Брезгливый хмыкнул, но ничего не сказал, «муж» и подавно промолчал. Оба вышли, оставив меня наедине с обладателем молодого голоса. Послышался стук двери, поворот ключа в замке, а потом приглушённый звук шагов.
Я молча лежала, не открывая глаз, тщетно пытаясь понять подслушанный разговор. Но разум, то ли от несуразности происходящего, то ли от вызванной ударом дурноты, отказывался осмысливать ситуацию и делать какие-то выводы.
А, может, я сошла с ума?
– Сударыня! – позвал молодой голос. – Милая барышня!
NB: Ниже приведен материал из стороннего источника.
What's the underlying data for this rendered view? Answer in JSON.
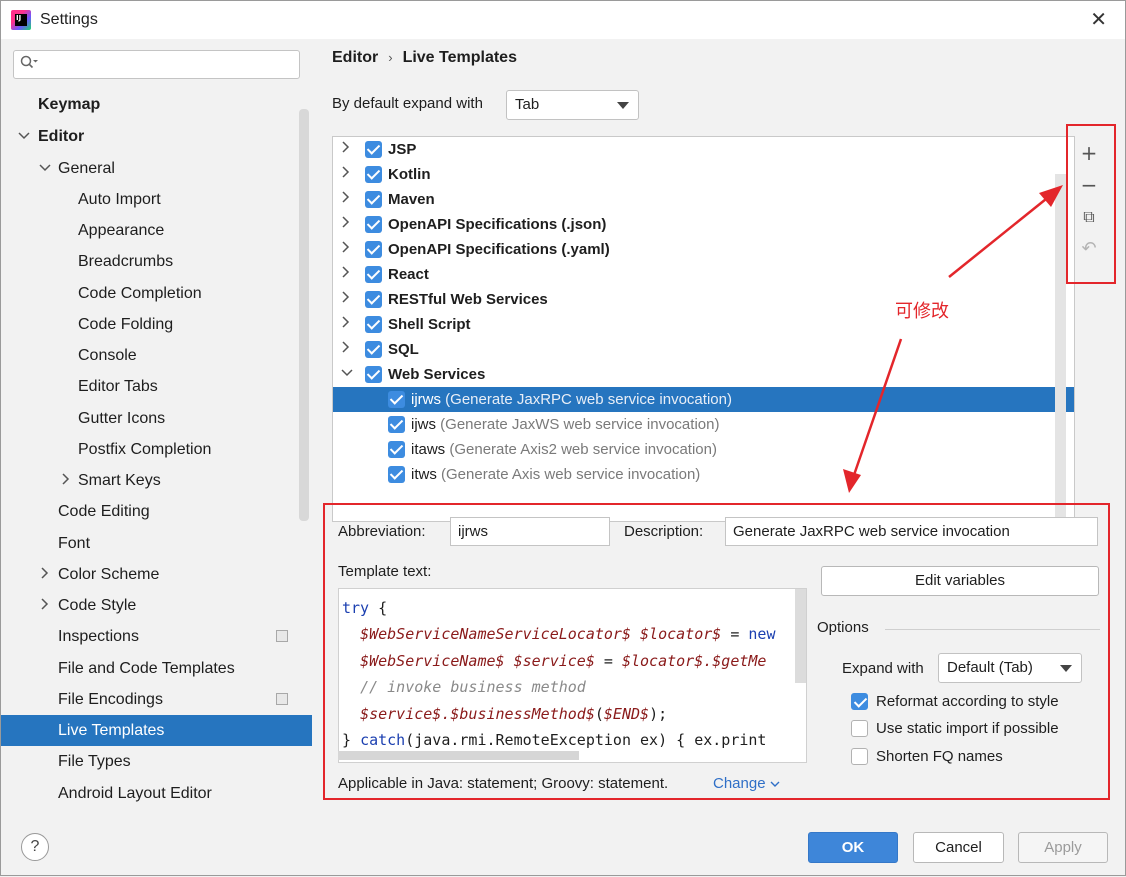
{
  "window": {
    "title": "Settings",
    "close_glyph": "✕",
    "app_icon_text": "IJ"
  },
  "search": {
    "placeholder": "",
    "icon": "search-icon"
  },
  "sidebar": {
    "items": [
      {
        "label": "Keymap"
      },
      {
        "label": "Editor"
      },
      {
        "label": "General"
      },
      {
        "label": "Auto Import"
      },
      {
        "label": "Appearance"
      },
      {
        "label": "Breadcrumbs"
      },
      {
        "label": "Code Completion"
      },
      {
        "label": "Code Folding"
      },
      {
        "label": "Console"
      },
      {
        "label": "Editor Tabs"
      },
      {
        "label": "Gutter Icons"
      },
      {
        "label": "Postfix Completion"
      },
      {
        "label": "Smart Keys"
      },
      {
        "label": "Code Editing"
      },
      {
        "label": "Font"
      },
      {
        "label": "Color Scheme"
      },
      {
        "label": "Code Style"
      },
      {
        "label": "Inspections"
      },
      {
        "label": "File and Code Templates"
      },
      {
        "label": "File Encodings"
      },
      {
        "label": "Live Templates"
      },
      {
        "label": "File Types"
      },
      {
        "label": "Android Layout Editor"
      }
    ]
  },
  "breadcrumb": {
    "parent": "Editor",
    "current": "Live Templates",
    "separator": "›"
  },
  "expand": {
    "label": "By default expand with",
    "value": "Tab"
  },
  "template_groups": [
    {
      "name": "JSP"
    },
    {
      "name": "Kotlin"
    },
    {
      "name": "Maven"
    },
    {
      "name": "OpenAPI Specifications (.json)"
    },
    {
      "name": "OpenAPI Specifications (.yaml)"
    },
    {
      "name": "React"
    },
    {
      "name": "RESTful Web Services"
    },
    {
      "name": "Shell Script"
    },
    {
      "name": "SQL"
    },
    {
      "name": "Web Services"
    }
  ],
  "templates": [
    {
      "abbr": "ijrws",
      "desc": "(Generate JaxRPC web service invocation)"
    },
    {
      "abbr": "ijws",
      "desc": "(Generate JaxWS web service invocation)"
    },
    {
      "abbr": "itaws",
      "desc": "(Generate Axis2 web service invocation)"
    },
    {
      "abbr": "itws",
      "desc": "(Generate Axis web service invocation)"
    }
  ],
  "toolbar": {
    "add": "+",
    "remove": "−",
    "copy": "⧉",
    "restore": "↶"
  },
  "detail": {
    "abbreviation_label": "Abbreviation:",
    "abbreviation_value": "ijrws",
    "description_label": "Description:",
    "description_value": "Generate JaxRPC web service invocation",
    "template_text_label": "Template text:",
    "edit_variables": "Edit variables",
    "options_label": "Options",
    "expand_with_label": "Expand with",
    "expand_with_value": "Default (Tab)",
    "reformat": "Reformat according to style",
    "static_import": "Use static import if possible",
    "shorten_fq": "Shorten FQ names",
    "applicable": "Applicable in Java: statement; Groovy: statement.",
    "change": "Change"
  },
  "code": {
    "l1_kw": "try",
    "l1_rest": " {",
    "l2_v1": "$WebServiceNameServiceLocator$",
    "l2_v2": "$locator$",
    "l2_rest": " = ",
    "l2_kw": "new",
    "l3_v1": "$WebServiceName$",
    "l3_v2": "$service$",
    "l3_mid": " = ",
    "l3_v3": "$locator$",
    "l3_v4": ".$getMe",
    "l4_cm": "// invoke business method",
    "l5_v1": "$service$",
    "l5_v2": ".$businessMethod$",
    "l5_p1": "(",
    "l5_v3": "$END$",
    "l5_p2": ");",
    "l6_a": "} ",
    "l6_kw": "catch",
    "l6_rest": "(java.rmi.RemoteException ex) { ex.print"
  },
  "annotation": {
    "text": "可修改",
    "color": "#e3262b"
  },
  "footer": {
    "help": "?",
    "ok": "OK",
    "cancel": "Cancel",
    "apply": "Apply"
  }
}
Прошу вас, откройте глаза! Сударыня! Они ушли.
Я неохотно повиновалась. В помещении, где я лежала, по-прежнему царил полумрак, почти не разгоняемый масляной лампой над моей головой.
– Сударыня! – снова позвали из самого, как мне в тот момент показалось, тёмного угла. Я заморгала, постепенно привыкая к тусклому освещению, и приподнялась на локте.
– Где я? – вырвалось у меня; я сама поразилась слабости своего голоса. В темноте хмыкнули.
– Вам нужен точный адрес?
– Почему я здесь? Я… я больна?
– Нет, – засмеялся молодой голос. – Вы совершенно здоровы – пока.
– Что здесь происходит? – уже решительно спросила я. Мой товарищ по несчастью явно не хотел разрешить моё недоумение, а, между тем, жуткая нелепость ситуации тревожила меня всё больше и больше.
– Ничего особенного, сударыня, – ответил молодой голос. – Всего лишь небольшое недоразумение, которое, увы, не спешит заканчиваться.
На ум мне пришли некоторые детали услышанного разговора.
– Но как же, сударь… Вы… Мне показалось, вас держат здесь против воли, отказывают в пище?..
Он снова засмеялся, и я уж подумала: мой собеседник сейчас примется заверять меня, мол, всё это делается для его же блага. Но я ошиблась.
– Ах, это! – небрежно произнёс молодой голос, словно речь шла о не стόящих внимания мелочах. – Всего лишь попытка изменить мои убеждения, не более того.
– Но… – опешила я. – При чём тут я?!
– Не стоит кричать, уверяю вас. После недели, проведённой здесь безо всякого питания, мой слух необыкновенно обострился.
– Я… извините. Я прошу прощения.
– Ничего страшного, – заверил меня товарищ по несчастью. – Кое-что я могу для вас прояснить, только ради всего святого, не надо кричать. Обещаете?
Я молча кивнула.
– Очень хорошо. Итак, сударыня, пожалуйста, не кричите и не делайте резких движений. А теперь – медленно, не торопясь, – посмотрите на свою правую руку.
Поразившись, что так и не подумала выяснить причины странной тяжести на правом запястье, я выполнила приказ. Увиденное, было настолько несуразно, что мне понадобилось несколько минут на осознание происходящего.
– Здорово же вас ударили, если вы до сих пор так плохо соображаете, – отрезвил меня молодой голос. Я вздрогнула, выходя из оцепенения, и ущипнула себя за палец. Нет, это не сон, это реальность.
Мою правую руку плотно охватывал стальной браслет, от которого к стене шла, свёртываясь петлями на кровати, длинная толстая цепь.
В глазах у меня помутилось, сознание затуманилось, а в ушах зазвучал тихий ровный гул.
Этого всего просто не может быть.
Придя в себя, я обнаружила, что во время забытья откинулась на подушку и снова закрыла глаза.
– Ну? – нетерпеливо позвал молодой голос. – Сударыня! Вам уже лучше? – Он не спрашивал, а скорее утверждал или приказывал.
Я хотела было возразить, но внезапно поняла, что он прав. Забытье, в которое я провалилась, полностью излечило меня от дурноты и головной боли, помогло прочистить мысли.
Я села на кровати и огляделась по сторонам.
Мои глаза вполне приноровились к тусклому освещению, и я сумела разглядеть, что нахожусь в просторной комнате с неровно покрашенными стенами и плохо побеленным потолком: по штукатурке в разнообразных направлениях змеились глубокие трещины. Я лежала на кровати вроде тех, которые стоят в домах призрения; на жёсткий матрац не была постелена ни простыня, ни покрывало, и подушка обходилась безо всякой наволочки. Одета я была в то платье, в котором вышла из лавки, но шляпка, накидка и шарфик куда-то пропали. И – только сейчас обратила на это внимание – я лежала на кровати прямо в заляпанных уличной грязью туфлях!